This is one of those debates that never dies. I use tubulars. Not because I think they are better, but because until recently I was using a HED Cx front wheel that was probably bought in 1993. Back then there was no debate – all race wheels ran tubulars. So when I upgraded my rear wheel several years back, I got a tubular to match my front. Then I got a new front wheel, and well you get it. BUT – my next set of race wheels will be clinchers.
This article does a very good job of looking at both sides of this issue. To me, the main benefits of tubulars are greater puncture resistance and the ability to ride them once flat. They MAY also be faster to change when flat, but that depends on how well they’re glued and how good you are at changing clinchers. Knock on wood, I’ve never flatted in a race in 17 years – did my tubulars save me? Who knows.
BUT – tubulars’ drawbacks are many. They’re a pain to glue – and I’ve glued many over the years. They’ll potentially roll off the rim if glued improperly or if the glue dries out. And maybe the worst: Having to carry a spare tire in long races instead of just a tube or two. It can be a real pain to figure out where to attach your spare, which by the way cost $60 or more vs a $4 tube. And that brings up the overall expense: tubulars cost a bit more, but if you flat they REALLY cost more – $60+ down the drain vs $4 (come on – no one patches tubulars anymore). So you really don’t want to train on your tubulars and risk an expensive flat. Clincher race wheels? Sure train on them if you want to – at least sometimes (I prefer to wait for race day to get that extra boost though).
Things that don’t matter in my opinion: weight savings, ride quality, higher pressure (tubulars are theoretically better in all). Clinchers have really closed these gaps though, and the differences just don’t really matter in the real world. You can even get full carbon clinchers if you want to save a little weight. I personally wouldn’t pick full carbon clinchers over clincher race wheels with aluminum braking surfaces. Carbon wears down and you need special brake pads. Plus, if you do flat a carbon clincher and the tire rolls off, carbon meets asphalt which COULD do some major damage. So here again, I wouldn’t want to train on them.
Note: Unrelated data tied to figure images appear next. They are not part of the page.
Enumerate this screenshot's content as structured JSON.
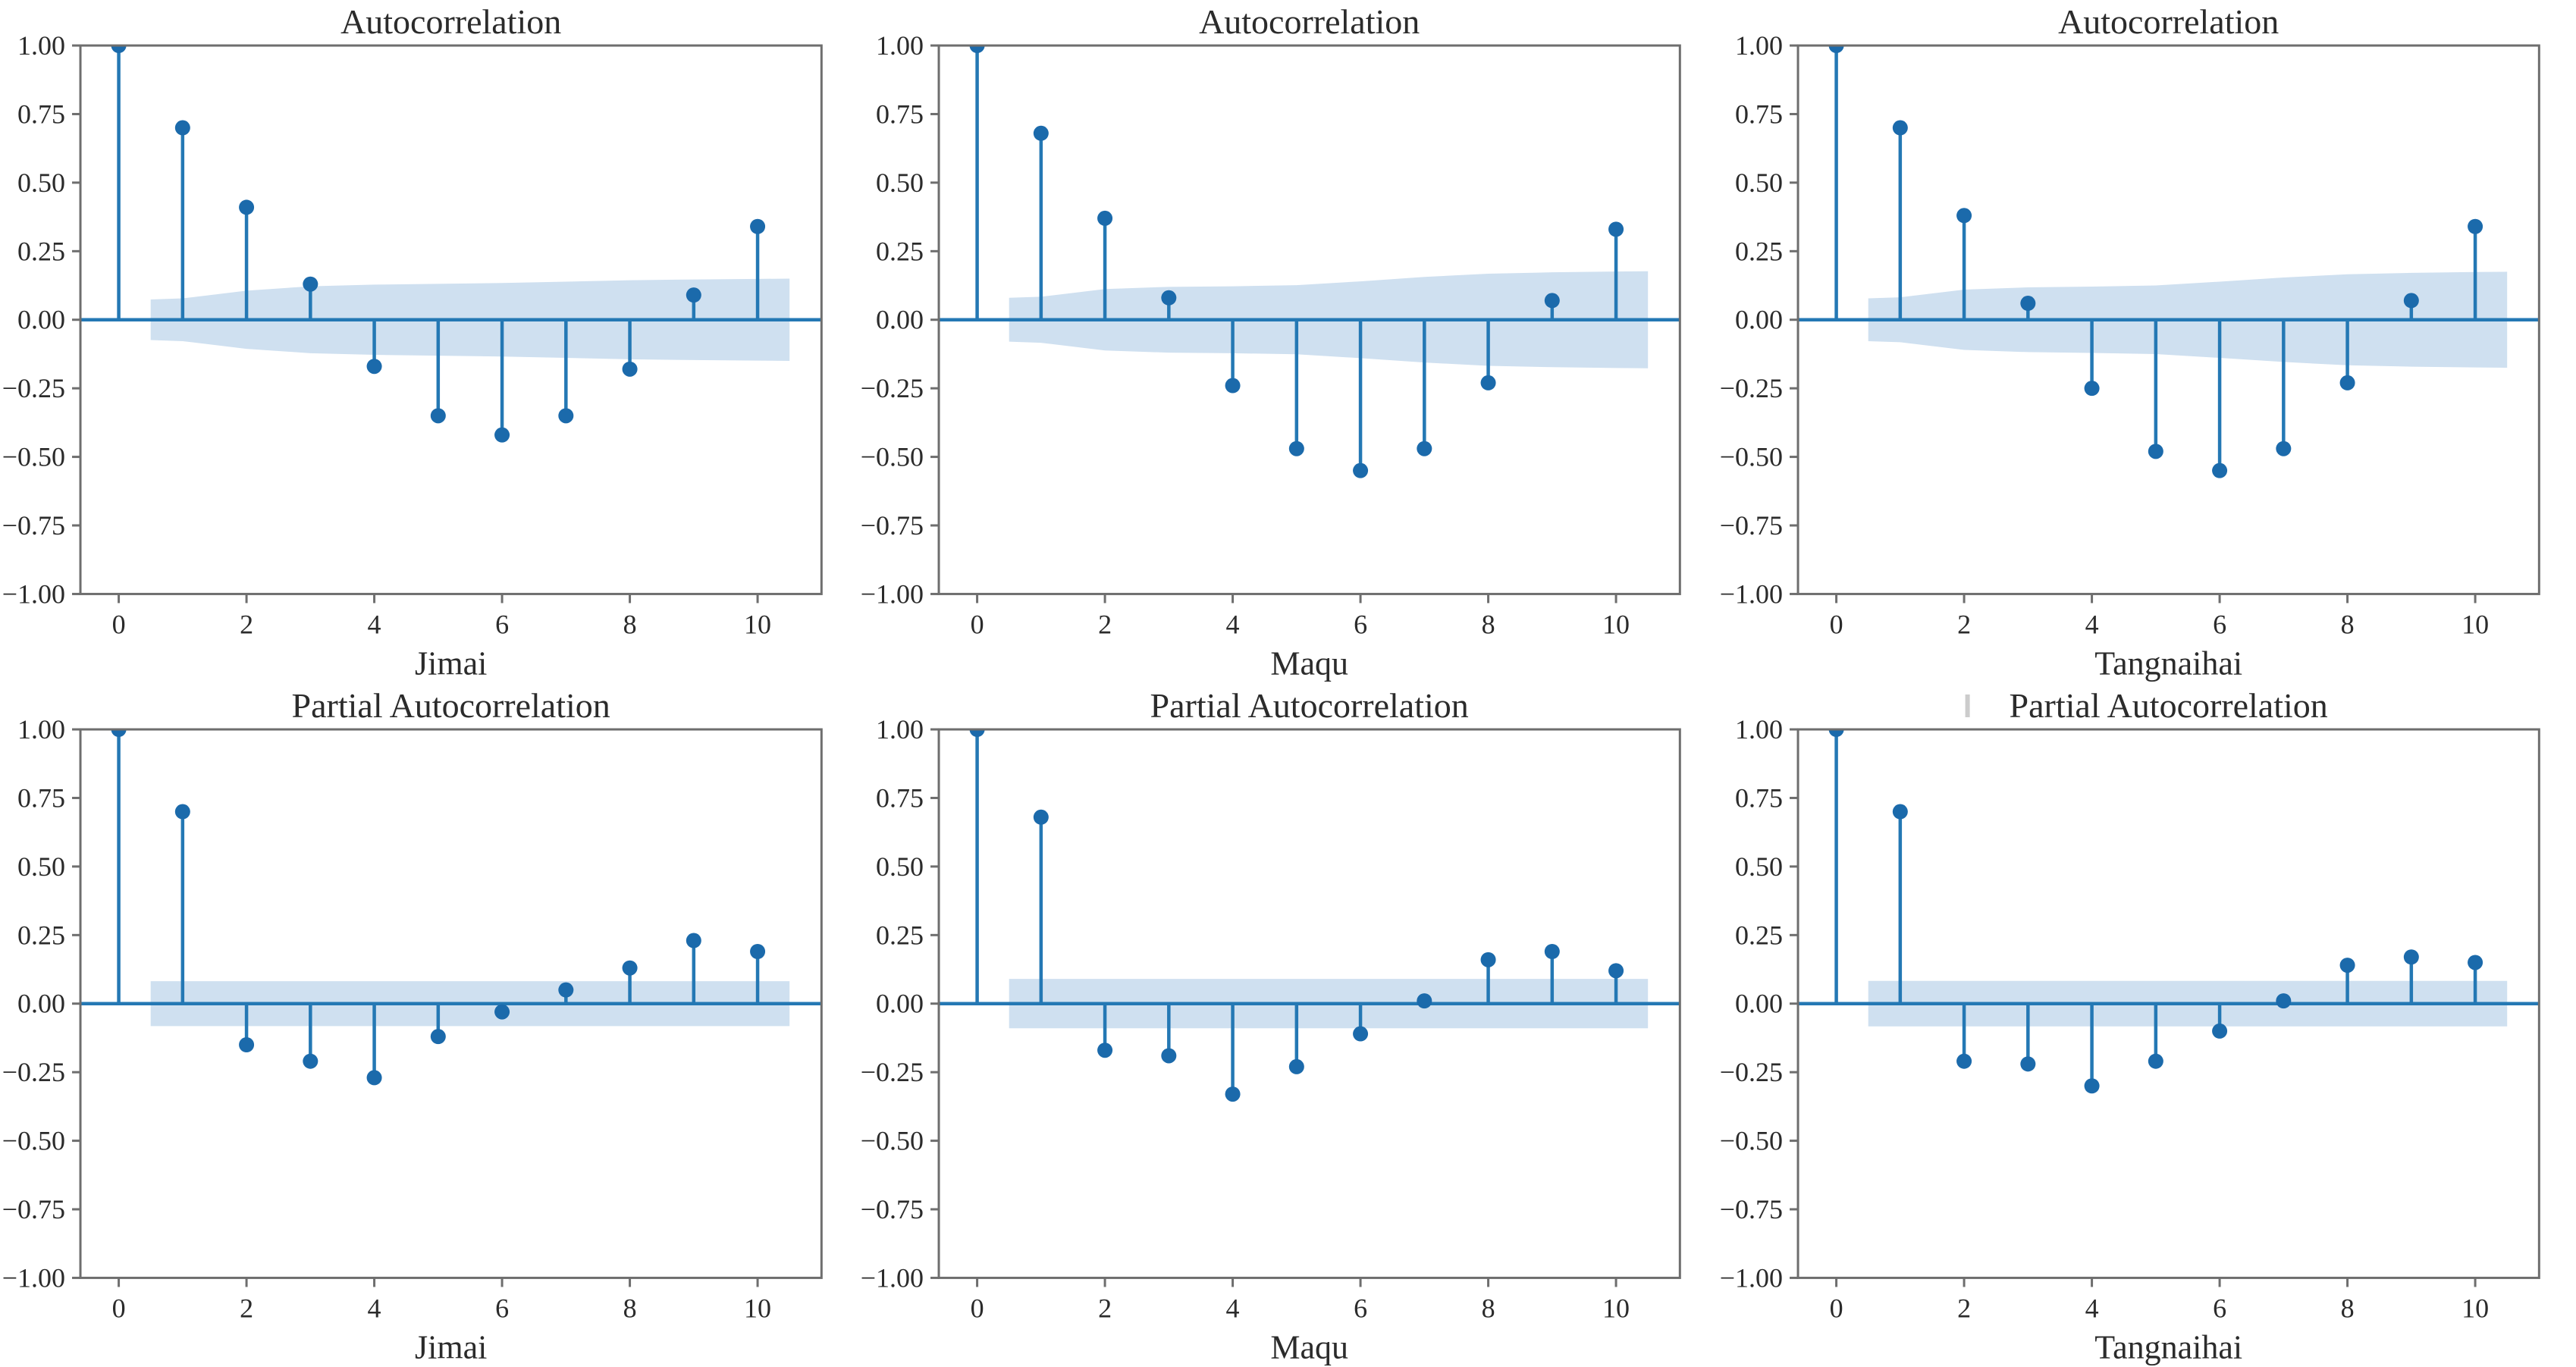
{
  "figure": {
    "background": "#ffffff",
    "rows": 2,
    "cols": 3
  },
  "colors": {
    "stem": "#2478b4",
    "marker": "#1b6aab",
    "band": "#cfe0f0",
    "zero_line": "#2478b4",
    "spine": "#6e6e6e",
    "tick": "#6e6e6e",
    "text": "#2b2b2b",
    "artifact": "#cccccc"
  },
  "chart_data": [
    {
      "type": "stem",
      "title": "Autocorrelation",
      "xlabel": "Jimai",
      "legend": "none",
      "grid": "off",
      "x": [
        0,
        1,
        2,
        3,
        4,
        5,
        6,
        7,
        8,
        9,
        10
      ],
      "values": [
        1.0,
        0.7,
        0.41,
        0.13,
        -0.17,
        -0.35,
        -0.42,
        -0.35,
        -0.18,
        0.09,
        0.34
      ],
      "conf_band": {
        "x": [
          0.5,
          1,
          2,
          3,
          4,
          5,
          6,
          7,
          8,
          9,
          10,
          10.5
        ],
        "half_width": [
          0.074,
          0.078,
          0.106,
          0.122,
          0.128,
          0.131,
          0.134,
          0.139,
          0.144,
          0.147,
          0.149,
          0.15
        ]
      },
      "xlim": [
        -0.6,
        11.0
      ],
      "ylim": [
        -1.0,
        1.0
      ],
      "yticks": {
        "values": [
          1.0,
          0.75,
          0.5,
          0.25,
          0.0,
          -0.25,
          -0.5,
          -0.75,
          -1.0
        ],
        "labels": [
          "1.00",
          "0.75",
          "0.50",
          "0.25",
          "0.00",
          "−0.25",
          "−0.50",
          "−0.75",
          "−1.00"
        ]
      },
      "xticks": {
        "values": [
          0,
          2,
          4,
          6,
          8,
          10
        ],
        "labels": [
          "0",
          "2",
          "4",
          "6",
          "8",
          "10"
        ]
      }
    },
    {
      "type": "stem",
      "title": "Autocorrelation",
      "xlabel": "Maqu",
      "legend": "none",
      "grid": "off",
      "x": [
        0,
        1,
        2,
        3,
        4,
        5,
        6,
        7,
        8,
        9,
        10
      ],
      "values": [
        1.0,
        0.68,
        0.37,
        0.08,
        -0.24,
        -0.47,
        -0.55,
        -0.47,
        -0.23,
        0.07,
        0.33
      ],
      "conf_band": {
        "x": [
          0.5,
          1,
          2,
          3,
          4,
          5,
          6,
          7,
          8,
          9,
          10,
          10.5
        ],
        "half_width": [
          0.08,
          0.084,
          0.112,
          0.12,
          0.122,
          0.126,
          0.14,
          0.156,
          0.168,
          0.173,
          0.176,
          0.177
        ]
      },
      "xlim": [
        -0.6,
        11.0
      ],
      "ylim": [
        -1.0,
        1.0
      ],
      "yticks": {
        "values": [
          1.0,
          0.75,
          0.5,
          0.25,
          0.0,
          -0.25,
          -0.5,
          -0.75,
          -1.0
        ],
        "labels": [
          "1.00",
          "0.75",
          "0.50",
          "0.25",
          "0.00",
          "−0.25",
          "−0.50",
          "−0.75",
          "−1.00"
        ]
      },
      "xticks": {
        "values": [
          0,
          2,
          4,
          6,
          8,
          10
        ],
        "labels": [
          "0",
          "2",
          "4",
          "6",
          "8",
          "10"
        ]
      }
    },
    {
      "type": "stem",
      "title": "Autocorrelation",
      "xlabel": "Tangnaihai",
      "legend": "none",
      "grid": "off",
      "x": [
        0,
        1,
        2,
        3,
        4,
        5,
        6,
        7,
        8,
        9,
        10
      ],
      "values": [
        1.0,
        0.7,
        0.38,
        0.06,
        -0.25,
        -0.48,
        -0.55,
        -0.47,
        -0.23,
        0.07,
        0.34
      ],
      "conf_band": {
        "x": [
          0.5,
          1,
          2,
          3,
          4,
          5,
          6,
          7,
          8,
          9,
          10,
          10.5
        ],
        "half_width": [
          0.078,
          0.082,
          0.11,
          0.118,
          0.121,
          0.125,
          0.139,
          0.154,
          0.166,
          0.171,
          0.174,
          0.175
        ]
      },
      "xlim": [
        -0.6,
        11.0
      ],
      "ylim": [
        -1.0,
        1.0
      ],
      "yticks": {
        "values": [
          1.0,
          0.75,
          0.5,
          0.25,
          0.0,
          -0.25,
          -0.5,
          -0.75,
          -1.0
        ],
        "labels": [
          "1.00",
          "0.75",
          "0.50",
          "0.25",
          "0.00",
          "−0.25",
          "−0.50",
          "−0.75",
          "−1.00"
        ]
      },
      "xticks": {
        "values": [
          0,
          2,
          4,
          6,
          8,
          10
        ],
        "labels": [
          "0",
          "2",
          "4",
          "6",
          "8",
          "10"
        ]
      }
    },
    {
      "type": "stem",
      "title": "Partial Autocorrelation",
      "xlabel": "Jimai",
      "legend": "none",
      "grid": "off",
      "x": [
        0,
        1,
        2,
        3,
        4,
        5,
        6,
        7,
        8,
        9,
        10
      ],
      "values": [
        1.0,
        0.7,
        -0.15,
        -0.21,
        -0.27,
        -0.12,
        -0.03,
        0.05,
        0.13,
        0.23,
        0.19
      ],
      "conf_band": {
        "x": [
          0.5,
          10.5
        ],
        "half_width": [
          0.082,
          0.082
        ]
      },
      "xlim": [
        -0.6,
        11.0
      ],
      "ylim": [
        -1.0,
        1.0
      ],
      "yticks": {
        "values": [
          1.0,
          0.75,
          0.5,
          0.25,
          0.0,
          -0.25,
          -0.5,
          -0.75,
          -1.0
        ],
        "labels": [
          "1.00",
          "0.75",
          "0.50",
          "0.25",
          "0.00",
          "−0.25",
          "−0.50",
          "−0.75",
          "−1.00"
        ]
      },
      "xticks": {
        "values": [
          0,
          2,
          4,
          6,
          8,
          10
        ],
        "labels": [
          "0",
          "2",
          "4",
          "6",
          "8",
          "10"
        ]
      }
    },
    {
      "type": "stem",
      "title": "Partial Autocorrelation",
      "xlabel": "Maqu",
      "legend": "none",
      "grid": "off",
      "x": [
        0,
        1,
        2,
        3,
        4,
        5,
        6,
        7,
        8,
        9,
        10
      ],
      "values": [
        1.0,
        0.68,
        -0.17,
        -0.19,
        -0.33,
        -0.23,
        -0.11,
        0.01,
        0.16,
        0.19,
        0.12
      ],
      "conf_band": {
        "x": [
          0.5,
          10.5
        ],
        "half_width": [
          0.09,
          0.09
        ]
      },
      "xlim": [
        -0.6,
        11.0
      ],
      "ylim": [
        -1.0,
        1.0
      ],
      "yticks": {
        "values": [
          1.0,
          0.75,
          0.5,
          0.25,
          0.0,
          -0.25,
          -0.5,
          -0.75,
          -1.0
        ],
        "labels": [
          "1.00",
          "0.75",
          "0.50",
          "0.25",
          "0.00",
          "−0.25",
          "−0.50",
          "−0.75",
          "−1.00"
        ]
      },
      "xticks": {
        "values": [
          0,
          2,
          4,
          6,
          8,
          10
        ],
        "labels": [
          "0",
          "2",
          "4",
          "6",
          "8",
          "10"
        ]
      }
    },
    {
      "type": "stem",
      "title": "Partial Autocorrelation",
      "title_artifact": "|",
      "xlabel": "Tangnaihai",
      "legend": "none",
      "grid": "off",
      "x": [
        0,
        1,
        2,
        3,
        4,
        5,
        6,
        7,
        8,
        9,
        10
      ],
      "values": [
        1.0,
        0.7,
        -0.21,
        -0.22,
        -0.3,
        -0.21,
        -0.1,
        0.01,
        0.14,
        0.17,
        0.15
      ],
      "conf_band": {
        "x": [
          0.5,
          10.5
        ],
        "half_width": [
          0.083,
          0.083
        ]
      },
      "xlim": [
        -0.6,
        11.0
      ],
      "ylim": [
        -1.0,
        1.0
      ],
      "yticks": {
        "values": [
          1.0,
          0.75,
          0.5,
          0.25,
          0.0,
          -0.25,
          -0.5,
          -0.75,
          -1.0
        ],
        "labels": [
          "1.00",
          "0.75",
          "0.50",
          "0.25",
          "0.00",
          "−0.25",
          "−0.50",
          "−0.75",
          "−1.00"
        ]
      },
      "xticks": {
        "values": [
          0,
          2,
          4,
          6,
          8,
          10
        ],
        "labels": [
          "0",
          "2",
          "4",
          "6",
          "8",
          "10"
        ]
      }
    }
  ]
}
So the most practical race wheels then are aluminum-rim clinchers. You can get anything from a disc to a semi-deep carbon rim to a tri-spoke in this configuration. You can run your training wheel in the back with a disc cover, and any number of race wheels in the front (which you probably wouldn’t do if your front race wheel was a tubular). And you’ll never need to know the joy of having tubular cement stuck to your fingers for days.